Musique stridente qui me vrille les tympans, je raccroche. Merde ! Pourtant, j’étais sûr d’avoir noté les bons chiffres. Comment je vais faire, bordel ?

— … 60.15.

— Quoi ? 75 ?

— Non, 60.15 !

— Putain de téléphone ! J’entends rien !

Il y a ce bourdonnement incessant dans le combiné, cette angoisse de ne jamais avoir assez de pièces ; il y a aussi cette foutue flotte qui tape contre le carreau de la cabine, qui s’infiltre par je ne sais où… Il y a tout ça qui me fait chier surtout, à 11 heures du soir. Je me gèle les couilles et les doigts à essayer de griffonner ce numéro merdique avec un Bic HS sur un morceau de papier humide.

— Répète, Louis, j’entends rien !

Bip, bip, bip !

J’ai plus de monnaie pour renouveler mon appel. De rage, je tambourine l’appareil public du plat de mes mains, jusqu’à me les faire saigner.

***

16 janvier 1985. J’ai reçu une lettre ce matin. Une lettre de Louis. J’y apprends que Marie est partie sans que je puisse lui dire au revoir. Il ne comprend pas pourquoi je ne l’ai pas appelée avant qu’elle s’en aille. Plic, ploc, la pluie résonne contre la vitre de ma chambre. Je ne réalise pas vraiment que Marie n’est plus là. Je me souviens de l’époque où nous étions gamins, espiègles… On faisait les fous en dévalant les collines sur des vélos sans freins ; on piquait des myrtilles chez la mère Pilard pour aller les boulotter derrière l’église, au nez et à la barbe du curé, parce qu’on savait bien que la mère Pilard et lui faisaient des trucs pas très catholiques à confesse. Mais là où on s’éclatait vraiment, c’était à la fontaine du village, au point que cet endroit devienne notre aire de jeux préférée, notre QG. On y voyait tout ce qu’on ne devait pas voir, et surtout on y remplissait de grandes bouteilles en verre qu’on chapardait à l’épicier du coin pour s’asperger d’eau, faisant même hurler Mamie quand elle nous voyait revenir trempés jusqu’aux os, hilares d’avoir trop joué. On avait quoi, sept ou huit ans peut-être… Mais même à quinze ans, on continuait à s’amuser de tout et de rien comme des gosses. D’ailleurs, j’entends encore nos rires, son rire. Parce que Marie n’était pas en reste. C’était même la plus inventive de nous trois. Trois. C’était notre nombre à Marie, à Louis et à moi, notre numéro fétiche. Trois. Comme les trois mousquetaires. Trois, inséparables.

***

— Allô, Louis ?

— Paul ?

— J’ai essayé de l’appeler, tu sais. J’ai essayé…

Ma voix s’étrangle.

— C’est trop tard, Paul. Son rire s’est tu.

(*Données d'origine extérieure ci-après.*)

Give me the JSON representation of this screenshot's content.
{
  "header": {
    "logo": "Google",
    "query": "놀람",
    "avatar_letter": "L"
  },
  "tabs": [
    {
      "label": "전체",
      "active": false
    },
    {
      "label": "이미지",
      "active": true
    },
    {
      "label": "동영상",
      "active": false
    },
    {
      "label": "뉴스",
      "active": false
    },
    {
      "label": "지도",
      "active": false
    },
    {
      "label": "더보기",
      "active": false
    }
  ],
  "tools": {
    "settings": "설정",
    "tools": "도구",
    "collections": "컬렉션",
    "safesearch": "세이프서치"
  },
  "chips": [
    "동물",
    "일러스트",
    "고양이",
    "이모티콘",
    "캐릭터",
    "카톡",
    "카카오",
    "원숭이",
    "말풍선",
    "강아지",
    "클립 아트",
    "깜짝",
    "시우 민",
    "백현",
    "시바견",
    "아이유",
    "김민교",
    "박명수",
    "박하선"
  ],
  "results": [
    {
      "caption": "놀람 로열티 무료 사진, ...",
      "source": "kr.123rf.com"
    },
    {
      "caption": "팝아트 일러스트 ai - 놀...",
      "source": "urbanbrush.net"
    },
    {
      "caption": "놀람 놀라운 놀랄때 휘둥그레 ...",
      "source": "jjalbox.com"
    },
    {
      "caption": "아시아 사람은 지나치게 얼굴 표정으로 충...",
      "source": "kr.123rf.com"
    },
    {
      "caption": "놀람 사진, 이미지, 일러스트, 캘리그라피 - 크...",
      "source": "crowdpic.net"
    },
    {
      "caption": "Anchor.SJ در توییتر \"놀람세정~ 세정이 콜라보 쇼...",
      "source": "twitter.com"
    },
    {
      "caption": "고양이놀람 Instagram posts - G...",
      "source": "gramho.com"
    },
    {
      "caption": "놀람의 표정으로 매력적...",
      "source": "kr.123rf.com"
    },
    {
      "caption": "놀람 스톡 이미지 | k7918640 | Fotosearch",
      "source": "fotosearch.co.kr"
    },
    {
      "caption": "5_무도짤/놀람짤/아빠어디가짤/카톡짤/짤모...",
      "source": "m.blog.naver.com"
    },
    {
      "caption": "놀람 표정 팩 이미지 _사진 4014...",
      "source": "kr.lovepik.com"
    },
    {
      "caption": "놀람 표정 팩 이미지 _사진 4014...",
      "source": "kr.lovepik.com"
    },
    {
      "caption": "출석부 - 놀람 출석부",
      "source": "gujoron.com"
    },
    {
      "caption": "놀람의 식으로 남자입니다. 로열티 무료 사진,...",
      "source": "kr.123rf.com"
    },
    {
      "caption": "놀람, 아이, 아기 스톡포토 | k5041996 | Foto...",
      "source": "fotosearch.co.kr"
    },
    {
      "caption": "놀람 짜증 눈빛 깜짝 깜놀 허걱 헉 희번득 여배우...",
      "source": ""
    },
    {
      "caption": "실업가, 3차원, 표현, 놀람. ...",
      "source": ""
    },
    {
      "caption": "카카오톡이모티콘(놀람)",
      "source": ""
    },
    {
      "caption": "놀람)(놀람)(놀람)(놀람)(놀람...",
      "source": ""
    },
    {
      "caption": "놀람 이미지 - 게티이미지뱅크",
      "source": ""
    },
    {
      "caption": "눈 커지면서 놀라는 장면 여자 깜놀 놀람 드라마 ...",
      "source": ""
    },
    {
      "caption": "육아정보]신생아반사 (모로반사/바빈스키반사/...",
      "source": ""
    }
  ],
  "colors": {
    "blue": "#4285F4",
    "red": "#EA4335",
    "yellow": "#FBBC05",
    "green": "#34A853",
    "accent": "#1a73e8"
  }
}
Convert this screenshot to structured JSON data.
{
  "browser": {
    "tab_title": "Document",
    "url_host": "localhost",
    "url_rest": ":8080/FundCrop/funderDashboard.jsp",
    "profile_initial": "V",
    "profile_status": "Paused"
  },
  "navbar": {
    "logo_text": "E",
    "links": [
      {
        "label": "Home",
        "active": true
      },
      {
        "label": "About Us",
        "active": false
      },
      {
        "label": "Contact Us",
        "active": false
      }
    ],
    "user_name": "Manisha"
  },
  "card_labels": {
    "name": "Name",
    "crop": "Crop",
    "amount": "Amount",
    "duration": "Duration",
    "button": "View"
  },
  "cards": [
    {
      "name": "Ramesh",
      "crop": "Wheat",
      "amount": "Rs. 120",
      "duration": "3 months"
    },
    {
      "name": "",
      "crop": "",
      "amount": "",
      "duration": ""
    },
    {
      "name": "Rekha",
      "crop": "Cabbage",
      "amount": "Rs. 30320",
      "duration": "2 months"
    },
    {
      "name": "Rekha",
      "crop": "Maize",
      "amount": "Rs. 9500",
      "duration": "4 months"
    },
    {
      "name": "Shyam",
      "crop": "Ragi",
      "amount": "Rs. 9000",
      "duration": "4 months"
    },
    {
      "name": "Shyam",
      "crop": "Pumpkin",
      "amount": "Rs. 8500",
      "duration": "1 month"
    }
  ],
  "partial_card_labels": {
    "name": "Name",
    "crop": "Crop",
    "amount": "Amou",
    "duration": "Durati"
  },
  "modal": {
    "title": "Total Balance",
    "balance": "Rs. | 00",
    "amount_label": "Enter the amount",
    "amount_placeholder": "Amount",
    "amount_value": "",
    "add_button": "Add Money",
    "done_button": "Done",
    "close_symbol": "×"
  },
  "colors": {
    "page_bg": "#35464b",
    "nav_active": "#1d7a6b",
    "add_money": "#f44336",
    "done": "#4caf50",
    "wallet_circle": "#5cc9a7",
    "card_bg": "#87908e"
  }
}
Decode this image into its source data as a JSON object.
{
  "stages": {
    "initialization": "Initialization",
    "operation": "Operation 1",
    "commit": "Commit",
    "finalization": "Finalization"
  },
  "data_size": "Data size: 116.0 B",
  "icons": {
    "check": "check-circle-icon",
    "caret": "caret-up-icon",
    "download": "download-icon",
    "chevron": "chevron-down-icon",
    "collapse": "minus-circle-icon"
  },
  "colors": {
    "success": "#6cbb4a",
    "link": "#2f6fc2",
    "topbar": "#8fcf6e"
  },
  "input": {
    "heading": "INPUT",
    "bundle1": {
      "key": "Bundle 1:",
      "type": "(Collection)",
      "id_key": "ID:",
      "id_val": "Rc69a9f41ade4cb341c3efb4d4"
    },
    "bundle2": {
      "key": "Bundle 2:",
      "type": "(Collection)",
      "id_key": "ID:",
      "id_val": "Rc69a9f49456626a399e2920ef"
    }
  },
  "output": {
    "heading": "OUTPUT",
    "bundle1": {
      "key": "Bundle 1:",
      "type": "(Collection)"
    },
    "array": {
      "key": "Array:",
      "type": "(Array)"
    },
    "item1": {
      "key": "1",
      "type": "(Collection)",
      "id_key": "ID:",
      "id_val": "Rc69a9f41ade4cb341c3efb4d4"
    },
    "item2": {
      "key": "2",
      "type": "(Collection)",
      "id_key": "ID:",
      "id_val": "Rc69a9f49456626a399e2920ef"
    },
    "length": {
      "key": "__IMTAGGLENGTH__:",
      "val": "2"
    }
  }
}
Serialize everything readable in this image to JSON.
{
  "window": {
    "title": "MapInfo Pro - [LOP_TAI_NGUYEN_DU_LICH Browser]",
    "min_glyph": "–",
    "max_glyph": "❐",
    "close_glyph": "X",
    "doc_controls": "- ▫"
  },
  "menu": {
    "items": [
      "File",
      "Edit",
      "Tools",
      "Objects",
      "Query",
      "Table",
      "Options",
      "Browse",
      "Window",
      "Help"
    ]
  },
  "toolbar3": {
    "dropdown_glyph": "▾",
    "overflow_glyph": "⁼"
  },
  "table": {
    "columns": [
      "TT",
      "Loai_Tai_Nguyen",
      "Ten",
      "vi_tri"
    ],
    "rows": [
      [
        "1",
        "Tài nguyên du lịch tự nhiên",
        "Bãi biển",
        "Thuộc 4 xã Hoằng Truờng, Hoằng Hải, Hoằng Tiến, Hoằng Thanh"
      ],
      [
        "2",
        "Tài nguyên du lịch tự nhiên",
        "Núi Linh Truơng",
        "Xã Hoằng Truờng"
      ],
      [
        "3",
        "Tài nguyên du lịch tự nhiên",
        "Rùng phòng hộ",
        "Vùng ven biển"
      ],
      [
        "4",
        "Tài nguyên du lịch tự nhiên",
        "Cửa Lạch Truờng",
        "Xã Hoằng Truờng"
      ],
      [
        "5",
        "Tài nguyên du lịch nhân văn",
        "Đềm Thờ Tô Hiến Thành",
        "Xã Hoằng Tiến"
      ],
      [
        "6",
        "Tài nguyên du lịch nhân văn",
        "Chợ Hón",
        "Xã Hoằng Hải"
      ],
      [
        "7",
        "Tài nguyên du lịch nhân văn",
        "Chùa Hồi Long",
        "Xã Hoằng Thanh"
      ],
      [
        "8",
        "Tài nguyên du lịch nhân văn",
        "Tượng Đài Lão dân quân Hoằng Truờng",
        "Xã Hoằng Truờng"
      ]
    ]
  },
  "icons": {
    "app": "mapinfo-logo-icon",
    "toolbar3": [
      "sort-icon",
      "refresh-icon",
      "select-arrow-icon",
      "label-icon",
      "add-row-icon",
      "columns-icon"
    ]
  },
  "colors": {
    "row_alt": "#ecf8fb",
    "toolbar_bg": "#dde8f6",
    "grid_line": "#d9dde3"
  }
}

Je raccroche le combiné de cette foutue cabine téléphonique. La voix de Louis était claire, limpide. Pas de bourdonnement parasite, ni de clapotis sur le carreau. " Son rire s’est tu. " Je me laisse couler au sol, les sanglots enfin affluent. Maintenant je sais, mon petit mousquetaire nous a quittés, Marie n’est plus.

***

20 janvier 1985. J’ai trente ans. Ma jeunesse a subitement foutu le camp avec Marie. Louis se marie en juin avec une fille bien. Il veut lui faire des mômes ou lui offrir un chien. Il ne sait pas trop, il verra bien. Parce que c’est contraignant, un chien. Remarque, des mômes aussi. De toute façon, je ne ris plus avec Louis, il est devenu trop sérieux. Et puis, sans Marie, c’est plus pareil. Plic, ploc, il pleut de nouveau. J’ai apporté un vase en cristal, des fleurs sur sa tombe, pas des chrysanthèmes. Elle détestait ça, les chrysanthèmes. Ça ne lui ressemble pas, les chrysanthèmes, c’est triste et c’est moche. Alors, j’ai préféré des roses. Il pleut sur mes roses, des perles s’écoulent des pétales pour s’échouer sur la stèle. Le jour se lève à peine, le soleil finit par poindre et illuminer le doux visage de Marie. C’était en septembre, c’était à l’aube de ses trente printemps. Et il faisait beau, je crois.

***

II

Il fait nuit. Il pleut.

C’est ainsi que je vois ma vie, une peinture abstraite, monochrome.

Pourtant, elle n’a pas toujours été comme ça. Quand je ferme les yeux, les images de ma jeunesse, de mon enfance, défilent à toute allure. Des images en cinémascope, belles et multicolores. Alors, je me choisis une séquence au hasard et me plonge dans le film de mes souvenirs.

— Marie ! Oh Marie, attends-nous ! Tu vas où comme ça ?

— Ben les garçons, vous êtes pas en avance ! Vous n’avez quand même pas oublié ?

— C’est à cause de Louis. Son paternel voulait qu’il l’aide à retaper la charpente de son atelier.

— N’importe quoi ! C’est Paul qui…

— Si c’est vrai ! C’est toi qui me l’as dit d’abord !

— Non mais tu vas pas bien…

— STOP ! C’est quoi ce crêpage de chignon, les gars ? Non mais franchement, on dirait deux fillettes qui se chamaillent pour les bottines de leur Barbie.

Louis devint tout rouge jusqu’aux oreilles, et moi je devais être dans le même état. Alors forcément, comme à chaque fois dans des moments pareils, on éclata de rire.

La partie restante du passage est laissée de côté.